Porque a terceirização é nefasta
Os contratos de terceirização na Saúde e demais áreas, seja por meio de organizações sociais (OSs), seja via organizações da sociedade civil (OSCs) são grandes oportunidades para falcatruas pelo encontro de intenções entre administradores dispostos a se corromper e prestadores que montam organizações de fachada para estruturar esquemas de ganhos ilegais para ambas as partes.

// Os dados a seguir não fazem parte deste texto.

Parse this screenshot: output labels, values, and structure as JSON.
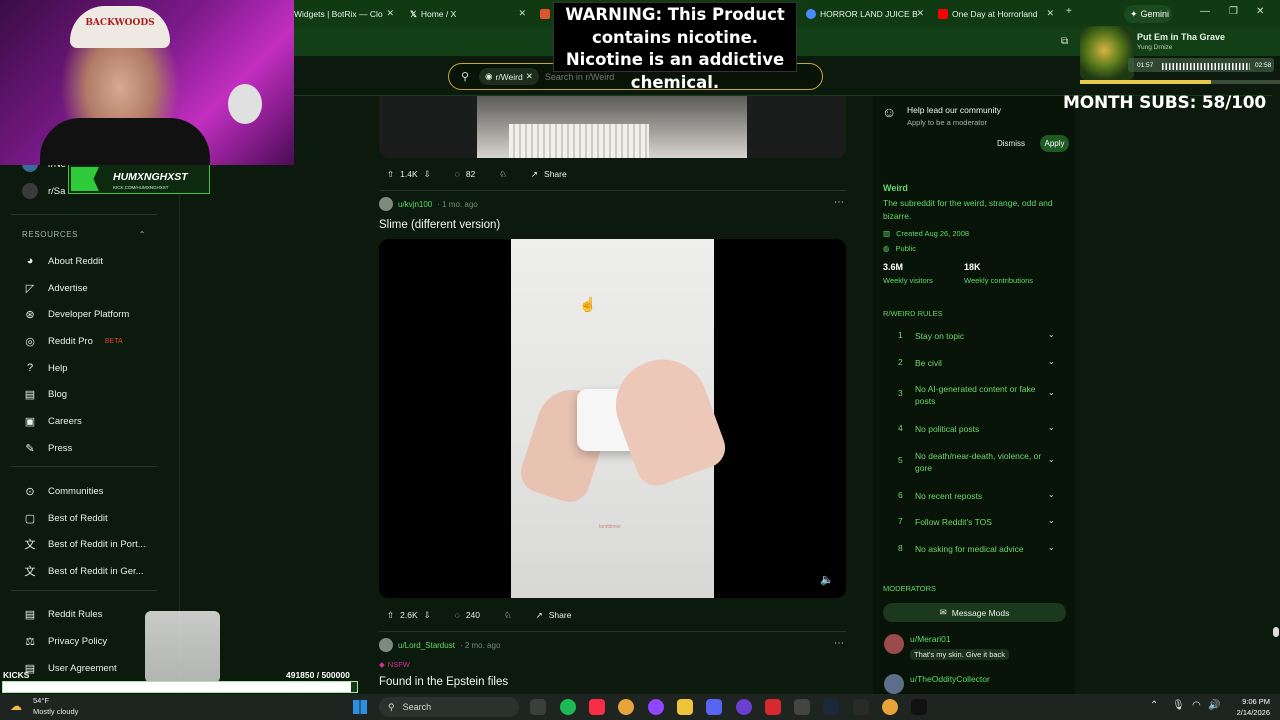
{
  "browser": {
    "tabs": [
      {
        "label": "Widgets | BotRix — Clo",
        "fav_color": "#3a3a3a"
      },
      {
        "label": "Home / X",
        "fav_color": "#000000"
      },
      {
        "label": "HORROR LAND JUICE B",
        "fav_color": "#4a8cff"
      },
      {
        "label": "One Day at Horrorland",
        "fav_color": "#ff0000"
      }
    ],
    "gemini_label": "Gemini"
  },
  "warning": {
    "text": "WARNING: This Product contains nicotine. Nicotine is an addictive chemical."
  },
  "search": {
    "chip": "r/Weird",
    "placeholder": "Search in r/Weird"
  },
  "webcam": {
    "hat_text": "BACKWOODS"
  },
  "stream_overlay": {
    "streamer_name": "HUMXNGHXST",
    "streamer_url": "KICK.COM/HUMXNGHXST",
    "month_subs": "MONTH SUBS: 58/100",
    "kicks_label": "KICKS",
    "kicks_count": "491850  / 500000",
    "kicks_progress": 0.9837
  },
  "music": {
    "song": "Put Em in Tha Grave",
    "artist": "Yung Drnize",
    "elapsed": "01:57",
    "duration": "02:58",
    "progress": 0.657
  },
  "sidebar": {
    "partial_items": [
      "r/Ne",
      "r/Sa"
    ],
    "resources_header": "RESOURCES",
    "resources": [
      {
        "label": "About Reddit",
        "icon": "reddit-icon"
      },
      {
        "label": "Advertise",
        "icon": "megaphone-icon"
      },
      {
        "label": "Developer Platform",
        "icon": "code-icon"
      },
      {
        "label": "Reddit Pro",
        "icon": "pro-icon",
        "badge": "BETA"
      },
      {
        "label": "Help",
        "icon": "help-icon"
      },
      {
        "label": "Blog",
        "icon": "book-icon"
      },
      {
        "label": "Careers",
        "icon": "briefcase-icon"
      },
      {
        "label": "Press",
        "icon": "microphone-icon"
      }
    ],
    "discover": [
      {
        "label": "Communities",
        "icon": "communities-icon"
      },
      {
        "label": "Best of Reddit",
        "icon": "best-icon"
      },
      {
        "label": "Best of Reddit in Port...",
        "icon": "translate-icon"
      },
      {
        "label": "Best of Reddit in Ger...",
        "icon": "translate-icon"
      }
    ],
    "legal": [
      {
        "label": "Reddit Rules",
        "icon": "rules-icon"
      },
      {
        "label": "Privacy Policy",
        "icon": "privacy-icon"
      },
      {
        "label": "User Agreement",
        "icon": "agreement-icon"
      }
    ]
  },
  "feed": {
    "post0": {
      "upvotes": "1.4K",
      "comments": "82",
      "share": "Share"
    },
    "post1": {
      "author": "u/kvjn100",
      "time": "· 1 mo. ago",
      "title": "Slime (different version)",
      "upvotes": "2.6K",
      "comments": "240",
      "share": "Share",
      "video_watermark": "tomblimer"
    },
    "post2": {
      "author": "u/Lord_Stardust",
      "time": "· 2 mo. ago",
      "nsfw": "NSFW",
      "title": "Found in the Epstein files"
    }
  },
  "rail": {
    "mod_prompt": {
      "title": "Help lead our community",
      "subtitle": "Apply to be a moderator",
      "dismiss": "Dismiss",
      "apply": "Apply"
    },
    "community": {
      "name": "Weird",
      "description": "The subreddit for the weird, strange, odd and bizarre.",
      "created": "Created Aug 26, 2008",
      "visibility": "Public",
      "visitors_value": "3.6M",
      "visitors_label": "Weekly visitors",
      "contrib_value": "18K",
      "contrib_label": "Weekly contributions"
    },
    "rules_header": "R/WEIRD RULES",
    "rules": [
      {
        "num": "1",
        "text": "Stay on topic"
      },
      {
        "num": "2",
        "text": "Be civil"
      },
      {
        "num": "3",
        "text": "No AI-generated content or fake posts"
      },
      {
        "num": "4",
        "text": "No political posts"
      },
      {
        "num": "5",
        "text": "No death/near-death, violence, or gore"
      },
      {
        "num": "6",
        "text": "No recent reposts"
      },
      {
        "num": "7",
        "text": "Follow Reddit's TOS"
      },
      {
        "num": "8",
        "text": "No asking for medical advice"
      }
    ],
    "moderators_header": "MODERATORS",
    "message_mods": "Message Mods",
    "mods": [
      {
        "name": "u/Merari01",
        "flair": "That's my skin. Give it back"
      },
      {
        "name": "u/TheOddityCollector",
        "flair": ""
      }
    ]
  },
  "taskbar": {
    "temp": "54°F",
    "weather": "Mostly cloudy",
    "search": "Search",
    "time": "9:06 PM",
    "date": "2/14/2026"
  },
  "colors": {
    "accent_green": "#63d96b",
    "header_green": "#0f3a12",
    "warning_bg": "#000000"
  }
}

As fraudes proliferam pela existência de corruptos e corruptores, em comunhão de objetivos, mas também pela facilidade que esta modalidade administrativa propicia para a roubalheira. Gestões compartilhadas com OSs e termos de parceria com OSCs não exigem licitações para compras de insumos. As contratações de pessoal também tem critérios frouxos, favorecendo o apadrinhamento político.
A corrupção, seja de que tipo for, é duplamente criminosa, tanto pelo desvio de recursos públicos já escassos quanto pela desestruturação de serviços essenciais como o da saúde, fragilizando o atendimento da população em pleno período de emergência sanitária.
Lucro acima da vida
Todos estes anos de subfinanciamento do SUS, de desmantelamento dos demais direitos sociais, de aumento da exploração, acirramento da crise social, econômica e sanitária são reflexos de um modo de produção que visa apenas obter lucros e rentabilidade para os capitais. Mercantiliza, precariza e descarta a vida humana, sobretudo dos trabalhadores. O modelo de gestão da Saúde por meio das Organizações Sociais é uma importante peça desta lógica nefasta e por isso deve ser combatido.
Não à Terceirização e Privatização da Saúde Pública! Em defesa do SUS 100% Estatal e de Qualidade!